Martina Nasoni dopo la vittoria (LaPresse)
Martina Nasoni dopo la vittoria (LaPresse)

Terni, 12 giugno 2019 - "La prima telefonata? Quella del mio cardiologo, il dottor Stefano Nardi. Ma solo per farmi i complimenti, il mio cuore funziona. In tutti i sensi...". Parola di Martina Nasoni la vincitrice della XVI edizione del Grande Fratello, storico reality di Canale 5 che si è concluso lunedì scorso. Con lei vince l’amore, anzi il cuore. Quello di ‘latta’ – come canta – della 21enne di Terni, che all’età di 12 anni ha dovuto effettuare un intervento di pacemaker perché affetta da cardiomiopatia ipertrofica. “Col cuore” Barbara D’Urso vince la sfida degli ascolti con una media del 20% di share (contro la corazzata Montalbano su Raiuno) che nell’ultima serata sale al 22,18% per un totale di 3.301.000 spettatori e picchi di 4,5 milioni di italiani davanti al piccolo schermo. E sempre “col cuore” la D’Urso riesce ad appianare tante situazioni familiari difficili, da quella della fiorentina Erica Piamonte che si sentiva "la pecora nera di famiglia", a quella del muscoloso Gennaro Lillio che, abbandonato dal padre a tre anni, non aveva mai conosciuto la sorellastra Maria. E, ancora Serena Rutelli (figlia adottiva del politico Francesco e della moglie Barbara Palombelli) scopre di avere un fratello di sangue.

Martina, cosa si prova a entrare nel cuore degli italiani?

"Beh, ancora non ci posso credere. Sono già tornata a casa ma ancora ho l’effetto dell’adrenalina. Anche perché credevo fermamente che vincesse Enrico Contarin. Ho scelto di partecipare per fare un’esperienza diversa, perché mi piacciono le sfide e non per diventare famosa. Mi sono detta: “proviamo, perché no?”. E, così, ho fatto il provino».

Quale sarà la prossima sfida?

"Dormire (ride, ndr), sono troppi giorni che non dormo! Vediamo quello che succederà: io ho seguito corsi di recitazione per tanti anni e vorrei approfondire. Amo molto il teatro, mi piacciono i comici come Brignano e il trio Aldo Giovanni e Giacomo. Intanto stasera sarò ospite a Live - Non è la D’Urso, poi vedremo".

Lo sfogo in cui si definiva «cardiopatica, deficiente e pure sfigata in amore» è diventato virale sui social. Si sente davvero così?

"Assolutamente no. Sono consapevole di avere una malattia congenita, non mi piango addosso. Anzi, scherzarci sopra è il mio modo per far capire a tutti che non ci sono limiti alla forza di volontà".

La malattia, però, è stata un problema per sua mamma..

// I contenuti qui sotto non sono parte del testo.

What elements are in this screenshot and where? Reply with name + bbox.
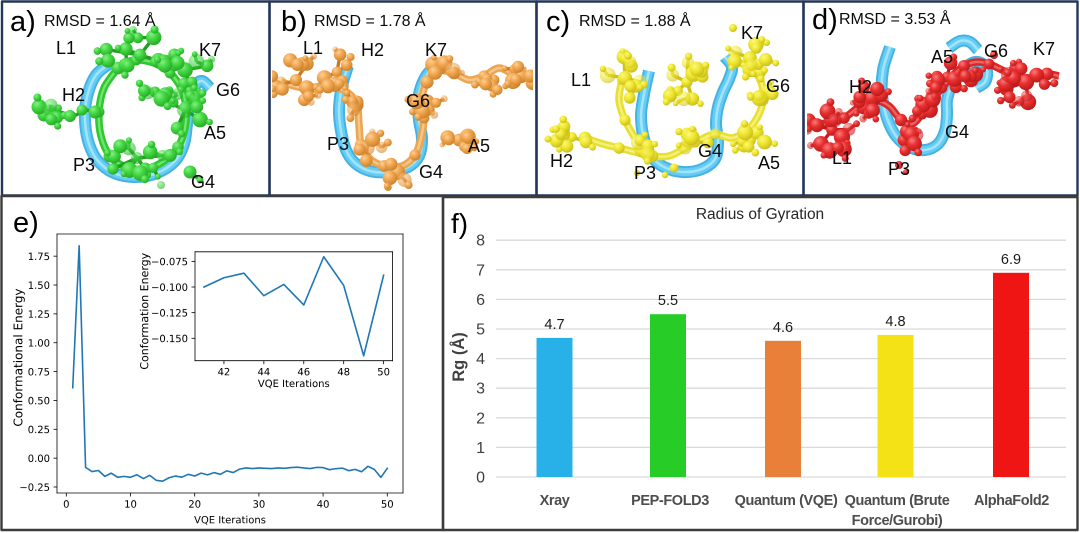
svg-text:b): b)	[281, 6, 307, 38]
svg-text:4.8: 4.8	[885, 314, 905, 330]
svg-text:Radius of Gyration: Radius of Gyration	[696, 206, 824, 223]
svg-text:6.9: 6.9	[1001, 252, 1021, 268]
svg-text:e): e)	[13, 207, 39, 239]
svg-text:Force/Gurobi): Force/Gurobi)	[852, 513, 943, 529]
svg-text:K7: K7	[741, 23, 763, 43]
svg-text:P3: P3	[634, 163, 656, 183]
svg-text:Quantum (VQE): Quantum (VQE)	[735, 493, 838, 509]
svg-text:RMSD = 1.78 Å: RMSD = 1.78 Å	[314, 11, 426, 30]
svg-text:d): d)	[812, 4, 838, 36]
svg-text:A5: A5	[204, 123, 226, 143]
svg-text:2: 2	[476, 410, 485, 427]
svg-text:L1: L1	[832, 148, 852, 168]
svg-text:Rg (Å): Rg (Å)	[449, 332, 468, 381]
svg-text:5: 5	[476, 322, 485, 339]
svg-text:c): c)	[546, 6, 570, 38]
svg-text:4.7: 4.7	[544, 317, 564, 333]
svg-text:0: 0	[476, 470, 485, 487]
svg-text:4.6: 4.6	[773, 320, 793, 336]
svg-text:H2: H2	[849, 77, 872, 97]
svg-text:G6: G6	[216, 80, 240, 100]
svg-text:K7: K7	[425, 40, 447, 60]
svg-text:3: 3	[476, 381, 485, 398]
svg-text:PEP-FOLD3: PEP-FOLD3	[631, 493, 709, 509]
svg-text:G6: G6	[766, 76, 790, 96]
svg-text:L1: L1	[571, 70, 591, 90]
svg-text:G6: G6	[406, 91, 430, 111]
svg-text:1: 1	[476, 440, 485, 457]
svg-text:5.5: 5.5	[658, 293, 678, 309]
svg-text:L1: L1	[303, 38, 323, 58]
svg-text:L1: L1	[56, 38, 76, 58]
svg-text:6: 6	[476, 292, 485, 309]
svg-text:Xray: Xray	[540, 493, 570, 509]
svg-text:a): a)	[10, 6, 36, 38]
svg-text:RMSD = 3.53 Å: RMSD = 3.53 Å	[839, 9, 951, 28]
svg-text:8: 8	[476, 233, 485, 250]
svg-text:P3: P3	[888, 159, 910, 179]
svg-text:P3: P3	[73, 155, 95, 175]
svg-text:G4: G4	[191, 172, 215, 192]
svg-text:A5: A5	[758, 153, 780, 173]
svg-text:K7: K7	[1033, 39, 1055, 59]
svg-text:4: 4	[476, 351, 485, 368]
svg-text:7: 7	[476, 262, 485, 279]
svg-text:H2: H2	[62, 85, 85, 105]
svg-text:G4: G4	[419, 162, 443, 182]
svg-text:RMSD = 1.64 Å: RMSD = 1.64 Å	[44, 11, 156, 30]
svg-text:G6: G6	[984, 41, 1008, 61]
svg-text:Quantum (Brute: Quantum (Brute	[845, 493, 950, 509]
svg-text:RMSD = 1.88 Å: RMSD = 1.88 Å	[579, 11, 691, 30]
svg-text:H2: H2	[361, 40, 384, 60]
svg-text:G4: G4	[945, 122, 969, 142]
svg-text:AlphaFold2: AlphaFold2	[974, 493, 1049, 509]
svg-text:A5: A5	[468, 136, 490, 156]
svg-text:K7: K7	[199, 40, 221, 60]
svg-text:P3: P3	[327, 134, 349, 154]
svg-text:H2: H2	[550, 151, 573, 171]
svg-text:G4: G4	[698, 141, 722, 161]
svg-text:f): f)	[451, 208, 468, 239]
svg-text:A5: A5	[931, 47, 953, 67]
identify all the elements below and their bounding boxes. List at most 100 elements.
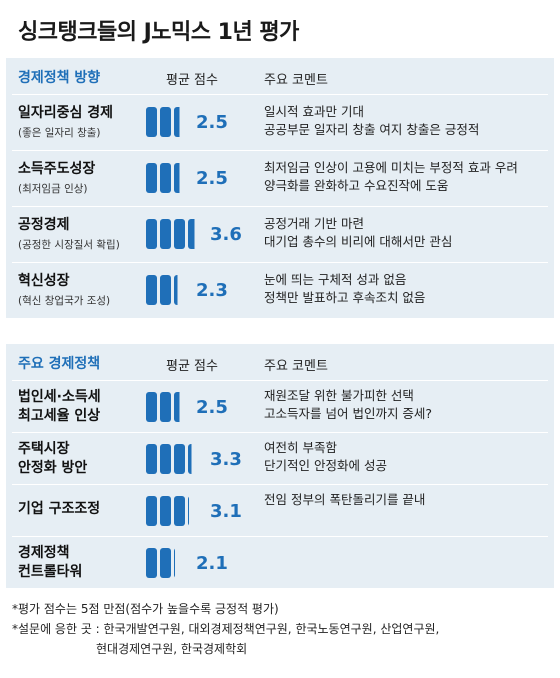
score-bar xyxy=(174,107,185,137)
score-bar xyxy=(188,496,199,526)
score-header: 평균 점수 xyxy=(166,359,218,374)
policy-name-line2: 안정화 방안 xyxy=(18,460,88,476)
score-bar xyxy=(146,548,157,578)
score-bar xyxy=(160,107,171,137)
score-bars: 3.3 xyxy=(146,444,242,474)
score-value: 2.5 xyxy=(196,167,228,189)
list-item: 소득주도성장 (최저임금 인상) 2.5 최저임금 인상이 고용에 미치는 부정… xyxy=(6,150,554,206)
key-policy-panel: 주요 경제정책 평균 점수 주요 코멘트 법인세·소득세 최고세율 인상 2.5… xyxy=(6,344,554,588)
score-bars: 2.5 xyxy=(146,392,228,422)
comment-line: 공정거래 기반 마련 xyxy=(264,216,364,231)
policy-name: 주택시장 xyxy=(18,441,70,457)
policy-name: 공정경제 xyxy=(18,217,70,233)
footnote: *설문에 응한 곳 : 한국개발연구원, 대외경제정책연구원, 한국노동연구원,… xyxy=(12,622,440,636)
score-bars: 2.3 xyxy=(146,275,228,305)
score-bar xyxy=(146,107,157,137)
comment-header: 주요 코멘트 xyxy=(264,73,328,88)
comment-header: 주요 코멘트 xyxy=(264,359,328,374)
score-bars: 2.5 xyxy=(146,107,228,137)
score-bar xyxy=(174,275,185,305)
policy-name: 기업 구조조정 xyxy=(18,501,101,517)
score-bar xyxy=(146,275,157,305)
score-value: 3.1 xyxy=(210,500,242,522)
score-bar xyxy=(174,219,185,249)
row-divider xyxy=(12,150,548,151)
score-bar xyxy=(160,548,171,578)
section-heading: 경제정책 방향 xyxy=(18,70,101,86)
row-divider xyxy=(12,380,548,381)
score-bars: 3.1 xyxy=(146,496,242,526)
score-bar xyxy=(146,219,157,249)
comment-line: 고소득자를 넘어 법인까지 증세? xyxy=(264,406,433,421)
comment-line: 최저임금 인상이 고용에 미치는 부정적 효과 우려 xyxy=(264,160,518,175)
policy-subtitle: (혁신 창업국가 조성) xyxy=(18,295,111,307)
policy-direction-panel: 경제정책 방향 평균 점수 주요 코멘트 일자리중심 경제 (좋은 일자리 창출… xyxy=(6,58,554,318)
policy-name: 소득주도성장 xyxy=(18,161,96,177)
score-header: 평균 점수 xyxy=(166,73,218,88)
score-value: 3.3 xyxy=(210,448,242,470)
policy-subtitle: (좋은 일자리 창출) xyxy=(18,127,101,139)
comment-line: 눈에 띄는 구체적 성과 없음 xyxy=(264,272,407,287)
score-value: 2.5 xyxy=(196,396,228,418)
score-bar xyxy=(188,219,199,249)
score-bar xyxy=(146,496,157,526)
score-bar xyxy=(174,163,185,193)
policy-subtitle: (최저임금 인상) xyxy=(18,183,88,195)
score-bar xyxy=(174,496,185,526)
list-item: 공정경제 (공정한 시장질서 확립) 3.6 공정거래 기반 마련 대기업 총수… xyxy=(6,206,554,262)
list-item: 기업 구조조정 3.1 전임 정부의 폭탄돌리기를 끝내 xyxy=(6,484,554,536)
comment-line: 재원조달 위한 불가피한 선택 xyxy=(264,388,414,403)
score-bar xyxy=(160,496,171,526)
policy-name-line2: 컨트롤타워 xyxy=(18,564,83,580)
comment-line: 여전히 부족함 xyxy=(264,440,337,455)
row-divider xyxy=(12,432,548,433)
policy-name: 일자리중심 경제 xyxy=(18,105,114,121)
policy-name-line2: 최고세율 인상 xyxy=(18,408,101,424)
score-bar xyxy=(188,444,199,474)
score-bar xyxy=(174,392,185,422)
comment-line: 양극화를 완화하고 수요진작에 도움 xyxy=(264,178,449,193)
score-bar xyxy=(146,444,157,474)
score-bar xyxy=(160,444,171,474)
comment-line: 전임 정부의 폭탄돌리기를 끝내 xyxy=(264,492,426,507)
row-divider xyxy=(12,484,548,485)
list-item: 일자리중심 경제 (좋은 일자리 창출) 2.5 일시적 효과만 기대 공공부문… xyxy=(6,94,554,150)
comment-line: 정책만 발표하고 후속조치 없음 xyxy=(264,290,426,305)
score-bar xyxy=(160,392,171,422)
score-bar xyxy=(174,548,185,578)
comment-line: 대기업 총수의 비리에 대해서만 관심 xyxy=(264,234,453,249)
list-item: 경제정책 컨트롤타워 2.1 xyxy=(6,536,554,588)
policy-name: 경제정책 xyxy=(18,545,70,561)
comment-line: 공공부문 일자리 창출 여지 창출은 긍정적 xyxy=(264,122,480,137)
score-bar xyxy=(160,163,171,193)
policy-name: 혁신성장 xyxy=(18,273,70,289)
row-divider xyxy=(12,262,548,263)
list-item: 주택시장 안정화 방안 3.3 여전히 부족함 단기적인 안정화에 성공 xyxy=(6,432,554,484)
comment-line: 단기적인 안정화에 성공 xyxy=(264,458,387,473)
score-bar xyxy=(146,163,157,193)
footnote: 현대경제연구원, 한국경제학회 xyxy=(96,642,248,656)
score-value: 2.5 xyxy=(196,111,228,133)
policy-subtitle: (공정한 시장질서 확립) xyxy=(18,239,120,251)
list-item: 혁신성장 (혁신 창업국가 조성) 2.3 눈에 띄는 구체적 성과 없음 정책… xyxy=(6,262,554,318)
row-divider xyxy=(12,536,548,537)
list-item: 법인세·소득세 최고세율 인상 2.5 재원조달 위한 불가피한 선택 고소득자… xyxy=(6,380,554,432)
policy-name: 법인세·소득세 xyxy=(18,389,101,405)
section-heading: 주요 경제정책 xyxy=(18,356,101,372)
score-value: 2.1 xyxy=(196,552,228,574)
score-bar xyxy=(160,219,171,249)
row-divider xyxy=(12,206,548,207)
score-bar xyxy=(160,275,171,305)
page-title: 싱크탱크들의 J노믹스 1년 평가 xyxy=(18,20,299,45)
score-value: 2.3 xyxy=(196,279,228,301)
score-bars: 3.6 xyxy=(146,219,242,249)
row-divider xyxy=(12,94,548,95)
footnote: *평가 점수는 5점 만점(점수가 높을수록 긍정적 평가) xyxy=(12,602,279,616)
score-value: 3.6 xyxy=(210,223,242,245)
score-bar xyxy=(146,392,157,422)
score-bars: 2.5 xyxy=(146,163,228,193)
score-bars: 2.1 xyxy=(146,548,228,578)
score-bar xyxy=(174,444,185,474)
comment-line: 일시적 효과만 기대 xyxy=(264,104,364,119)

"Anche lei ha un disturbo cardiaco congenito, così come lo aveva mia nonna, scomparsa a soli 35 anni. Ho visto mia mamma entrare e uscire dall’ospedale per anni, poi è arrivato il cuore nuovo grazie al trapianto".

Il suo cuore di latta è diventato famoso grazie a Irama che le ha dedicato un brano.

«Ho conosciuto Filippo (Filippo Maria Fanti in arte Irama, ndr) nell’estate 2018 a Gallipoli grazie a un amico comune. È nata una subito bella amicizia, l’ho trovato molto sensibile e intelligente e chiacchierando gli ho raccontato il mio problema. Quando ci siamo rivisti, dopo pochi giorni, si è presentato con le cuffiette e mi ha fatto ascoltare la canzone che ancora era in fase embrionale. Sentirla cantare sul palco di Sanremo è stata un’emozione che non dimenticherò mai".

Tornando alla sfiga in amore, con Daniele (Dal Moro, ndr) come stanno le cose?

"Dopo la finale ci siamo parlati per ore senza telecamere, però non ho ancora un quadro ben preciso, non mi fido, vedremo".

Degli altri concorrenti con chi ha legato di più? E con chi, invece, non si è trovata bene?

"Sicuramente Enrico Contarin, Erica Piamonte e Audrey Chabloz sono persone con cui mi piacerebbe coltivare un’amicizia lontano dalle telecamere. Non mi sono piaciuti gli atteggiamenti di Valentina Vignali e di Francesca De André".

Cosa farà con i centomila euro del montepremi?

"Aiuterò i miei genitori a finire di pagare il mutuo della casa. Li ripagherò in parte di tutti i sacrifici che hanno fatto per me. Con loro ho un rapporto fantastico: Mauro e Simona sono mamma e babbo ma anche i miei migliori amici. Quando la vita ti mette davanti a situazioni particolari il legame diventa ogni giorno più profondo perché si ha la consapevolezza che domani potrebbe non arrivare".